H: My own algorithm, it plots from far to near and erase in between
D: An algorithm already exits, however I did enhance it by adding the
cross section plotting.
N: The previous algorithms as it is, implemented in Pascal. (see ref)
P: Polar coordinate, use R-Th sections rather than the x-y sections.
F: Fast cartesian coordinate, it is faster than the cartesian method
of plotting, however, you have less control over it, like the
number of points per curve and number of curves per surface, the
program will take the average of these two.
C: Cartesian plotting, it is slower then the previous one, however you
can adjust the number of curves per surfaces in both sections, and
how smooth the curves are.
S: The program will paint the surface, it will simulate the hidden line
one as in 'H'.
None of the hidden line algorithm here is perfect. However, it one
doesn't work, you can try others, later version of this program will
While plotting, you can press the upper or lower arrow keys to change
the colors, if your monitors can recognize the different color signals
you should get 15 colors.
scale_factor: is the number of points to calculate to determine the
rescale the image so that it will fit into the display
area. The larger the scale_factor, the accurate is the
scaling, however if you know the graph does not change
radicaly in the interval, you can set a lower scale factor
to speed things up.
Here are some descriptions about the viewing parameters.
rot: angle between the x-axis and the projection of the vector "OP" in
3-D onto the x-y plane, correspond to left-right rotation.
Where OP is the vector joining the origine and the viewing point P.

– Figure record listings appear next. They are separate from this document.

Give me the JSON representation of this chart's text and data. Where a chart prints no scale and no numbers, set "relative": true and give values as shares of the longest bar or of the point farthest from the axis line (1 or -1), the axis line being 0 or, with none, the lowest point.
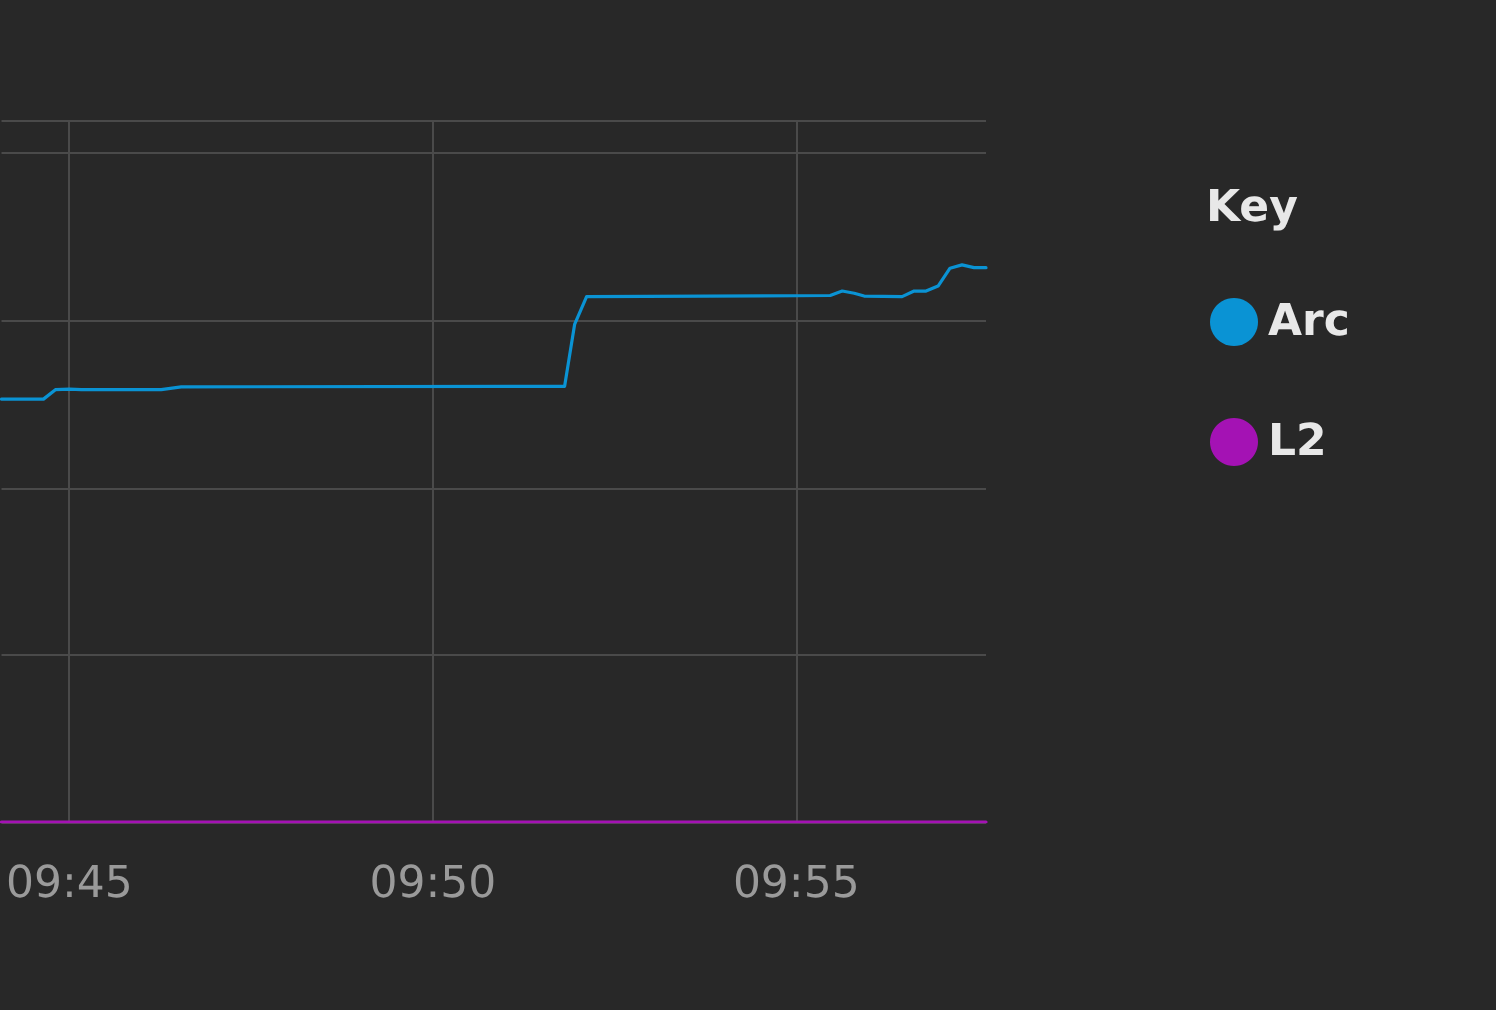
{
  "chart_data": {
    "type": "line",
    "relative": true,
    "legend_title": "Key",
    "legend": "right",
    "grid": true,
    "marker": "none",
    "xlim": [
      9.73443,
      9.96017
    ],
    "xticks": [
      {
        "value": 9.75,
        "label": "09:45"
      },
      {
        "value": 9.83333,
        "label": "09:50"
      },
      {
        "value": 9.91667,
        "label": "09:55"
      }
    ],
    "series": [
      {
        "name": "Arc",
        "color": "#0a93d4",
        "x": [
          9.73443,
          9.74405,
          9.74679,
          9.75,
          9.75275,
          9.77106,
          9.77564,
          9.86264,
          9.86355,
          9.86584,
          9.86859,
          9.92445,
          9.9272,
          9.92995,
          9.93223,
          9.94093,
          9.94368,
          9.94643,
          9.94918,
          9.95192,
          9.95467,
          9.95742,
          9.96017
        ],
        "values": [
          0.759,
          0.759,
          0.776,
          0.777,
          0.776,
          0.776,
          0.781,
          0.782,
          0.782,
          0.893,
          0.943,
          0.945,
          0.953,
          0.949,
          0.944,
          0.943,
          0.953,
          0.953,
          0.962,
          0.994,
          1,
          0.995,
          0.995
        ]
      },
      {
        "name": "L2",
        "color": "#a412b4",
        "x": [
          9.73443,
          9.96017
        ],
        "values": [
          0,
          0
        ]
      }
    ]
  }
}
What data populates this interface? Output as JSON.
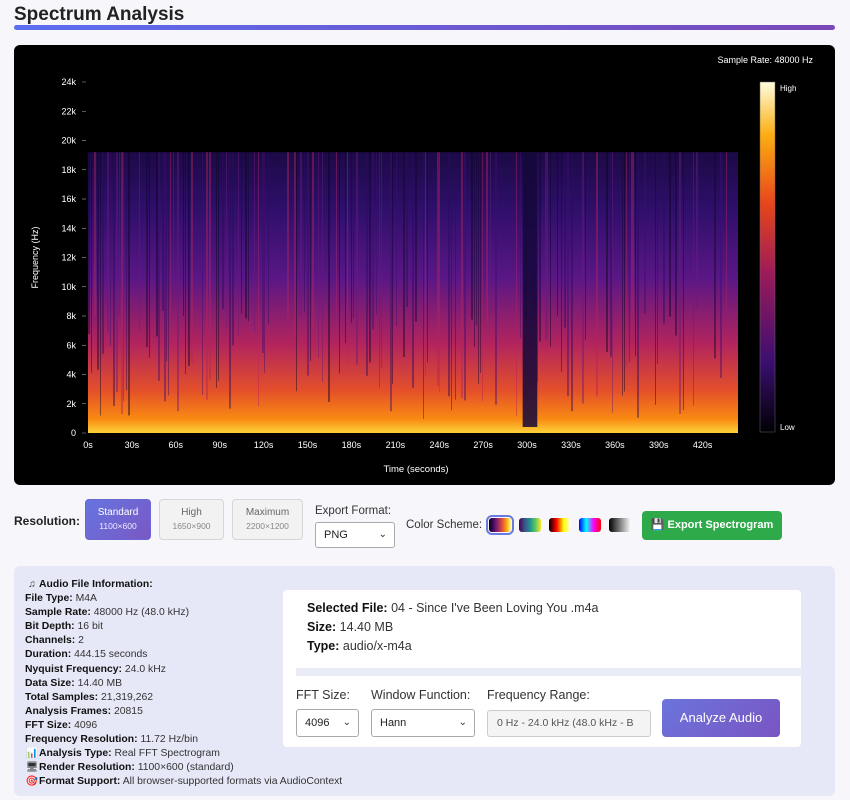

tilt: angle between the vector OP and the z-axis, correspond to the
up-down rotation of the graph.
rho: distance between the view point P and the origine, where the
origine can be consider as the viewing object also.
dist: distance between the view point P and the projection screen.
ymax: the rectangular area, that is the subset of the domain of the
function that you want to plot the function over.
#Secn: number of curves per surface, the larger the number more dense
the graph is.
Pts/Secns: number of segment used to approximate the curve, the larger
the number, the smooth the curve is.
You can load and save and print a picture, to save and print a picture
you must draw it first. To load a picture, select the load option from
the main menu.
PrintMode (only support Epson printers)
0: 640 points/line (Epson mode 4)
1: 960 points/line (Epson mode 1)
2: 960 points/line (Epson mode 2)
3: 1920 points/line (Epson mode 3)
4: 720 points/line (Epson mode 6)
Words of thanks and references.
Most of the screen layout is from the Merlin program for the IBM PC
together with the polar coordinate plotting method. The person that
wrote these routine is prof P.J Ponzo of University of Waterloo
(Applied Math Department)
The hidden line routine and the cartesian method is from the book
"Microcomputer Graphics for the IBM PC" by Roy E.Myers. This book
is very simple and readable for beginners on graphics.
The screen loading, screen saving, screen printing routines are from
Borland's Graphix Toolbox for Turbo Pascal.
Lastly I want to thank Jimmy Lee who let me use his hardwares for the
development of this program.
If you find this program useful, please consider a contribution in
whatever amount that you feel is appropriate. Any comments, suggestions
are welcome, also if there's any bugs please send them by writing to
Mr. Duy-Minh NHIEU
Sourse code in Turbo Pascal available for a charge of $50 U.S.
You are encouraged to copy and distribute 3DSur and its related files
and charge no fee of any kind.
Freely freely you have received, freely freely give!